Timely determination of static stability margins in power supply systems equipped with distributed generation installations

Abstract

The article aims to develop a methodology to ensure timely determination of the margins of static aperiodic stability in power supply systems, at the nodal points of which distributed generation units are installed. The authors used mathematical methods and algorithms based on the application of limiting regime equations. Transitional processes were analysed for various points in the space of controlled mode parameters according to the simulation modelling in Matlab using the Simulink and SimPowerSystems packages. On the basis of the obtained results, an effective technique for analysing stability margins in electrical networks with distributed generation units was implemented. This method is applicable in design problems, as well as in operational and emergency control. The conducted theoretical analysis and computer modelling showed the effectiveness of the proposed methodology for calculating stability margins; the nondegeneracy of the Jacobi matrix of limiting regime equations at the solution point ensures the guaranteed reliability of the results.
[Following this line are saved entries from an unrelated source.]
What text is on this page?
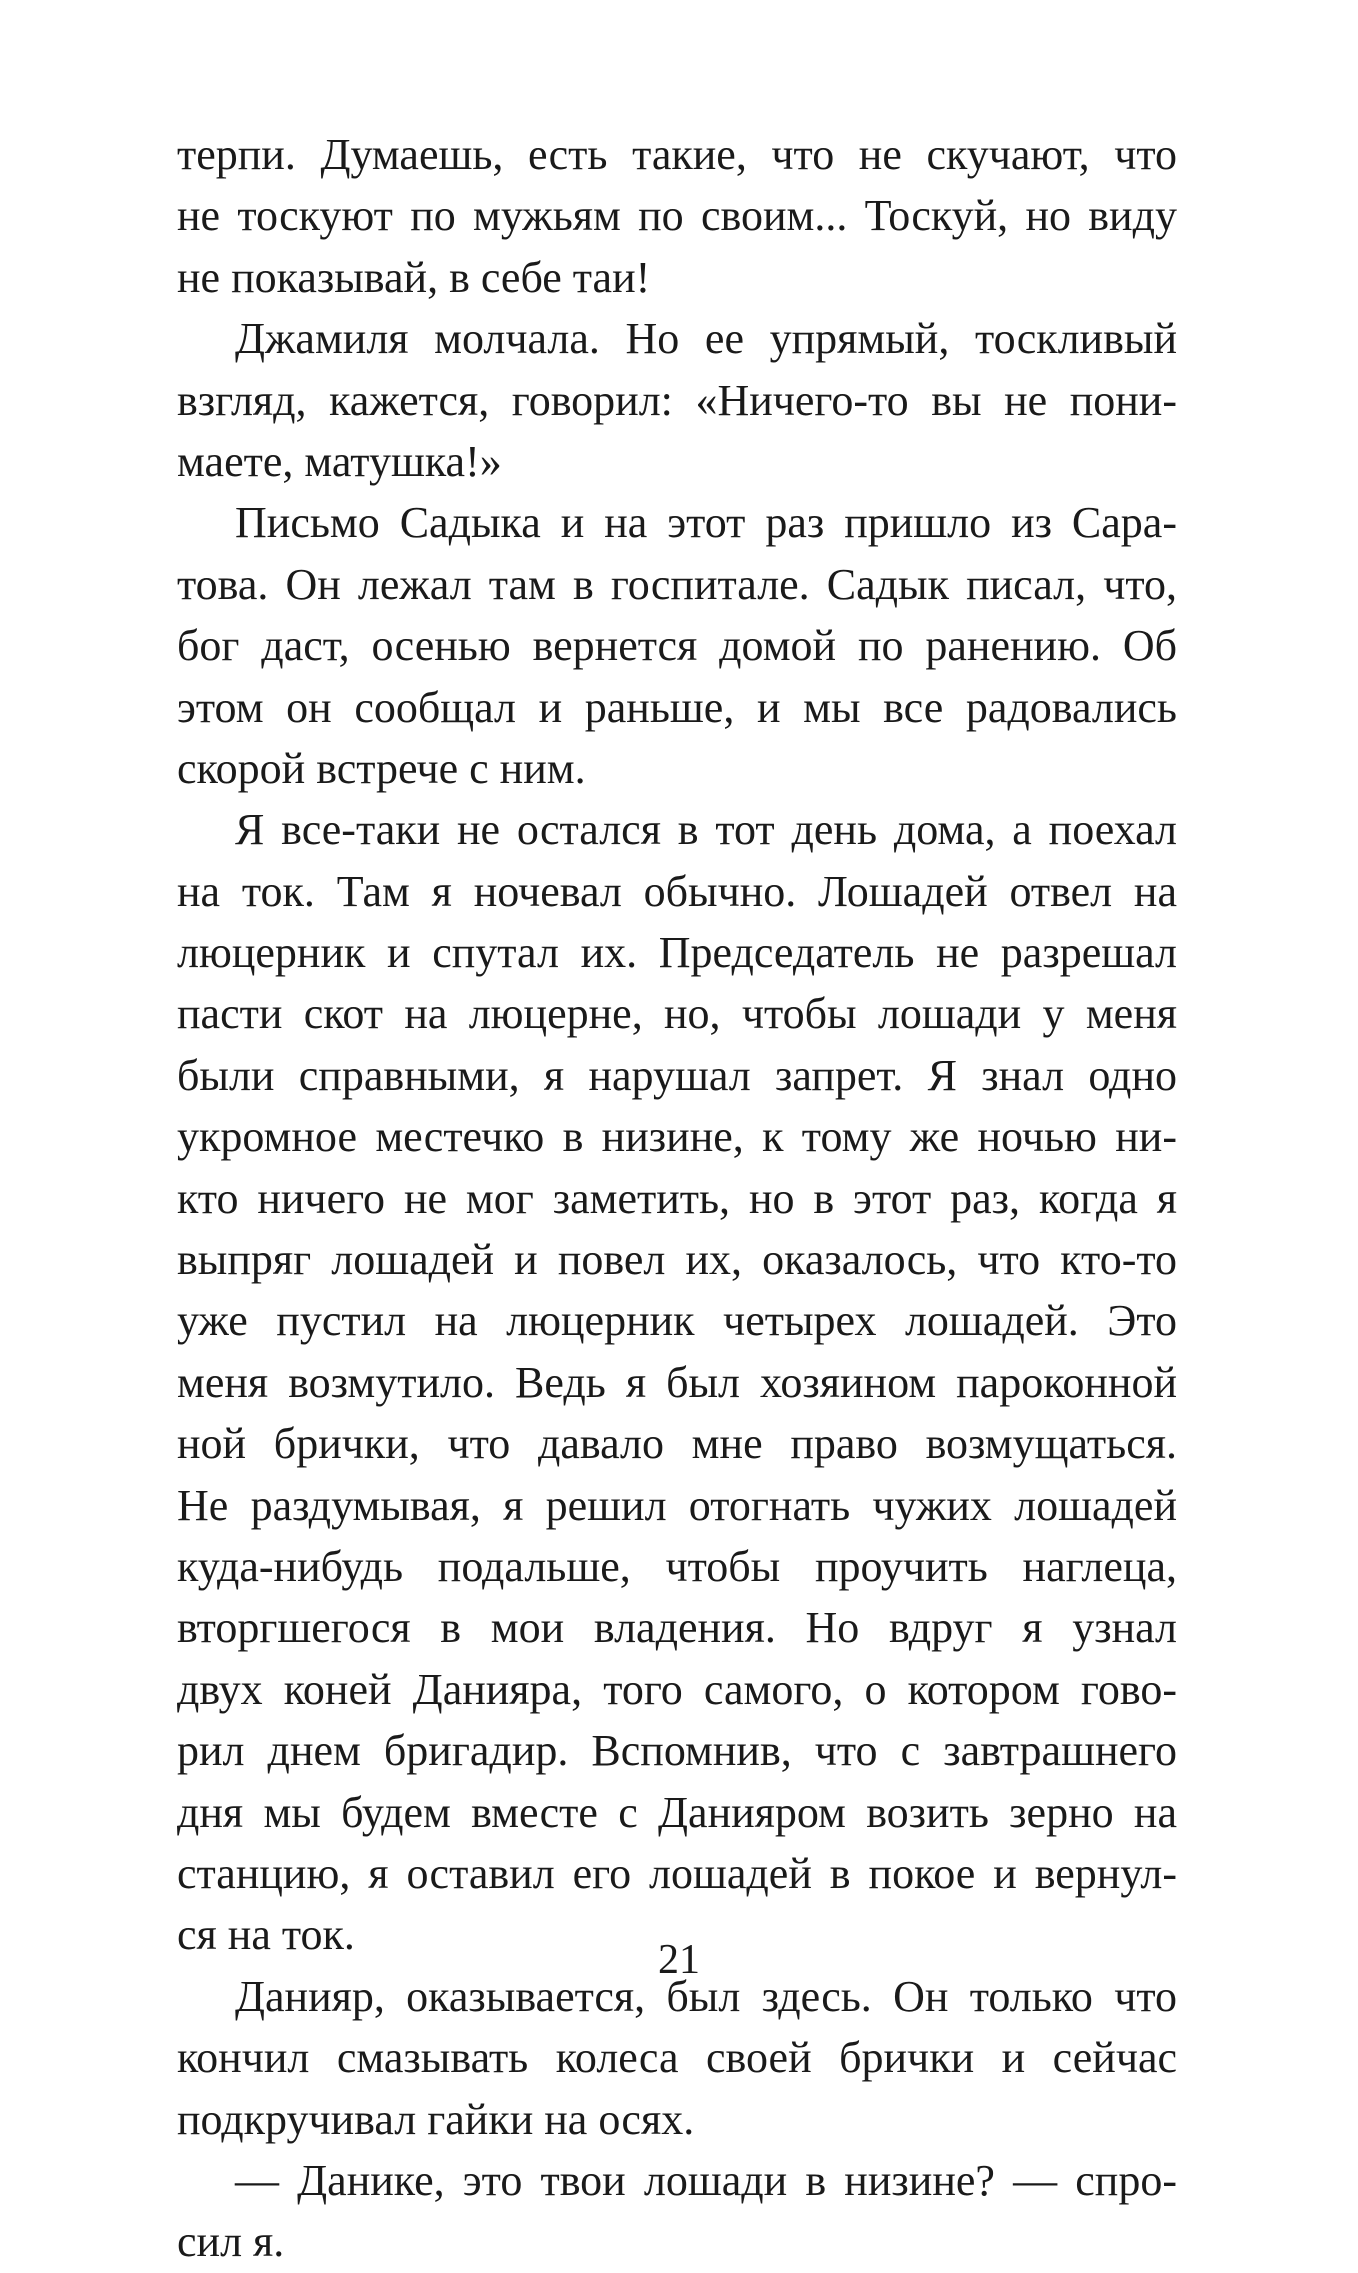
терпи. Думаешь, есть такие, что не скучают, что
не тоскуют по мужьям по своим... Тоскуй, но виду
не показывай, в себе таи!
Джамиля молчала. Но ее упрямый, тоскливый
взгляд, кажется, говорил: «Ничего-то вы не пони-
маете, матушка!»
Письмо Садыка и на этот раз пришло из Сара-
това. Он лежал там в госпитале. Садык писал, что,
бог даст, осенью вернется домой по ранению. Об
этом он сообщал и раньше, и мы все радовались
скорой встрече с ним.
Я все-таки не остался в тот день дома, а поехал
на ток. Там я ночевал обычно. Лошадей отвел на
люцерник и спутал их. Председатель не разрешал
пасти скот на люцерне, но, чтобы лошади у меня
были справными, я нарушал запрет. Я знал одно
укромное местечко в низине, к тому же ночью ни-
кто ничего не мог заметить, но в этот раз, когда я
выпряг лошадей и повел их, оказалось, что кто-то
уже пустил на люцерник четырех лошадей. Это
меня возмутило. Ведь я был хозяином пароконной
ной брички, что давало мне право возмущаться.
Не раздумывая, я решил отогнать чужих лошадей
куда-нибудь подальше, чтобы проучить наглеца,
вторгшегося в мои владения. Но вдруг я узнал
двух коней Данияра, того самого, о котором гово-
рил днем бригадир. Вспомнив, что с завтрашнего
дня мы будем вместе с Данияром возить зерно на
станцию, я оставил его лошадей в покое и вернул-
ся на ток.
Данияр, оказывается, был здесь. Он только что
кончил смазывать колеса своей брички и сейчас
подкручивал гайки на осях.
— Данике, это твои лошади в низине? — спро-
сил я.
21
It was shown that an alternative approach to solving the problem of timely determination of aperiodic stability margins can be implemented on the basis of limiting regime equation with increased nonlinearity. Dynamic modelling of an electrical network with distributed generation units confirmed the correctness of determining the stability margins calculated using limiting regime equations. The developed technique can be recommended for practical use in the design of power supply systems or in operational control of synchronous generators. In particular, the presented methodology can be used to implement a multi-agent emergency control system for distributed generation installations located in generalpurpose distribution electrical networks.